Dans Plaute, Mercure dit à Sosie : « Tu viens avec des fourberies cousues. » Sosie répond : « Je viens avec des habits cousus. — Tu as menti, réplique le dieu ; tu viens avec tes pieds, et non avec tes habits. » Ce n’est pas là le comique de notre théâtre. Autant Molière paraît surpasser Plaute dans cette espèce de plaisanterie que les Romains nommaient urbanité, autant paraît-il aussi l’emporter dans l’économie de sa pièce. Quand il fallait chez les anciens apprendre aux spectateurs quelque événement, un acteur venait, sans façon, le conter dans un monologue : ainsi Amphitryon et Mercure viennent seuls sur la scène dire tout ce qu’ils ont fait pendant les entr’actes. Il n’y avait pas plus d’art dans les tragédies. Cela seul fait peut-être voir que le théâtre des anciens (d’ailleurs à jamais respectable) est, par rapport au nôtre, ce que l’enfance est à l’âge mûr.

Mme  Dacier, qui a fait honneur à son sexe par son érudition, et qui lui en eût fait davantage si avec la science des commentateurs elle n’en eût pas eu l’esprit, fit une dissertation pour prouver que l’Amphitryon de Plaute était fort au-dessus du moderne ; mais ayant ouï dire que Molière voulait faire une comédie des Femmes savantes, elle supprima sa dissertation.
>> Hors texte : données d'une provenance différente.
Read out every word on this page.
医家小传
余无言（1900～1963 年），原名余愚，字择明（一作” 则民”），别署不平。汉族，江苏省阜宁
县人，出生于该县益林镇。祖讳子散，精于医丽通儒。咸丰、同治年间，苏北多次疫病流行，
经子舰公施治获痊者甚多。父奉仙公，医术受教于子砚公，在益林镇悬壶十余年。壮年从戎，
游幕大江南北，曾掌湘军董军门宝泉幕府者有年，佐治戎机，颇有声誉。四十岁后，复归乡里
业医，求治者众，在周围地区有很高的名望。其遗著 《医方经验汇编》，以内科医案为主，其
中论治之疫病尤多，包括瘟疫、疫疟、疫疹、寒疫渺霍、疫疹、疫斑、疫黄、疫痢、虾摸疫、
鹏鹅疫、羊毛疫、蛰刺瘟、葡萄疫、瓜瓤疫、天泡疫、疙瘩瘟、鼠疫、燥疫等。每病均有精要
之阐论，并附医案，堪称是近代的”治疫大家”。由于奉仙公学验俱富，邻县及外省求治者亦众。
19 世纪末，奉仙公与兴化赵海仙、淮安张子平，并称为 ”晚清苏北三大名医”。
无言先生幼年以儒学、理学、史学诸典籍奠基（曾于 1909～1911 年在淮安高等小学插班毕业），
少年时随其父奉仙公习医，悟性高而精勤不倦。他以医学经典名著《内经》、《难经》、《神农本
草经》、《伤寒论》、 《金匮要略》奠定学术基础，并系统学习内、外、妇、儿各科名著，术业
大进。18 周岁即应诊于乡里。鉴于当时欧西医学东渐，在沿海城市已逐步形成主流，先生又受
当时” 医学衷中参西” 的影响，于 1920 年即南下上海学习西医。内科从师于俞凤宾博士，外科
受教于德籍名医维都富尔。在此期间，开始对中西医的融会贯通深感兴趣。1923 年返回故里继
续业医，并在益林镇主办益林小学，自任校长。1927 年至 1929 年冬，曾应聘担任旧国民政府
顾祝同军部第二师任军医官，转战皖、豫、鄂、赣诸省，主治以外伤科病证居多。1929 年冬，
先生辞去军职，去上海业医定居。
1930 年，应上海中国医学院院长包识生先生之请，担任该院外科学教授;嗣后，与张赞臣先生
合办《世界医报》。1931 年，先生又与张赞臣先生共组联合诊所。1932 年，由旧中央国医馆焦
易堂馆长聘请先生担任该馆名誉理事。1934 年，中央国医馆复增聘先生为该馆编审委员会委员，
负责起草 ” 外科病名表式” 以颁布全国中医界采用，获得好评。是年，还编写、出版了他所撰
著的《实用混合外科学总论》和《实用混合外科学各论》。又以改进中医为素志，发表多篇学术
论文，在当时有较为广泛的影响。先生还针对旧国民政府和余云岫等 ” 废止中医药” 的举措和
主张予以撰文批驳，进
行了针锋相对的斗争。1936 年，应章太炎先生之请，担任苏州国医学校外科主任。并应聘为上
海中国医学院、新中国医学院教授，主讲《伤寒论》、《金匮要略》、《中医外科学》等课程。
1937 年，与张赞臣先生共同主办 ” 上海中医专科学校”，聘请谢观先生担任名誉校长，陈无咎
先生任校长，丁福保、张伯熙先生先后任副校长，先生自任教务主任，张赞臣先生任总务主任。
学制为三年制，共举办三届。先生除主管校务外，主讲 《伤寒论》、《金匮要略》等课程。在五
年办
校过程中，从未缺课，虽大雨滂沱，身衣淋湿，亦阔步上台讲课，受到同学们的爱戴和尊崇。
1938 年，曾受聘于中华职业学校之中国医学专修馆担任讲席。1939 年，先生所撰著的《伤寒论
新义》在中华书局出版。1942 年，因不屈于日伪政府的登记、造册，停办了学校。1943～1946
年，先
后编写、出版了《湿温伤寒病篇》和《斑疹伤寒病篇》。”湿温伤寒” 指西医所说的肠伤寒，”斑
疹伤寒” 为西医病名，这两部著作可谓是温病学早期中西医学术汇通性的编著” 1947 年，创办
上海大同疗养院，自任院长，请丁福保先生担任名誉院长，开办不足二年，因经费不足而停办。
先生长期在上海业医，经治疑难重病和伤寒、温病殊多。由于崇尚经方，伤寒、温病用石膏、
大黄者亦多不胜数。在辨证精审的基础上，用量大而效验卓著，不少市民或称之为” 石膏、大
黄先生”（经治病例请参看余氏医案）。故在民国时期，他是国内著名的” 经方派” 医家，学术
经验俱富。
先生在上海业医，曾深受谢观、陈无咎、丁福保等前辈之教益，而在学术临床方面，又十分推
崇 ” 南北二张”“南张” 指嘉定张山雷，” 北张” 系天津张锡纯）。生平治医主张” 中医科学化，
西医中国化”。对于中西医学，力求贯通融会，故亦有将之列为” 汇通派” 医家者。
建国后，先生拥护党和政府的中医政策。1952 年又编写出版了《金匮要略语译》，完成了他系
L’Amphitryon de Molière réussit pleinement et sans contradiction : aussi est-ce une pièce faite pour plaire aux plus simples et aux plus grossiers comme aux plus délicats. C’est la première comédie que Molière ait écrite en vers libres. On prétendit alors que ce genre de versification était plus propre à la comédie que les rimes plates, en ce qu’il y a plus de liberté et plus de variété. Cependant les rimes plates en vers alexandrins ont prévalu. Les vers libres sont d’autant plus malaisés à faire qu’ils semblent plus faciles. Il y a un rhythme très-peu connu qu’il y faut observer, sans quoi cette poésie rebute. Corneille ne connut pas ce rhythme dans son Agésilas[1].


L’AVARE,


Comédie en prose et en cinq actes, représentée à Paris sur le théâtre
du Palais-Royal le 9 septembre 1668.


Cette excellente comédie avait été donnée au public en 1667[2] ; mais le même préjugé qui fit tomber le Festin de Pierre, parce qu’il était en prose, avait fait tomber l’Avare. Molière, pour ne

  1. Il le connut du moins dans Psyché.
  2. Il n’y a aucune trace de cela dans le registre de Lagrange.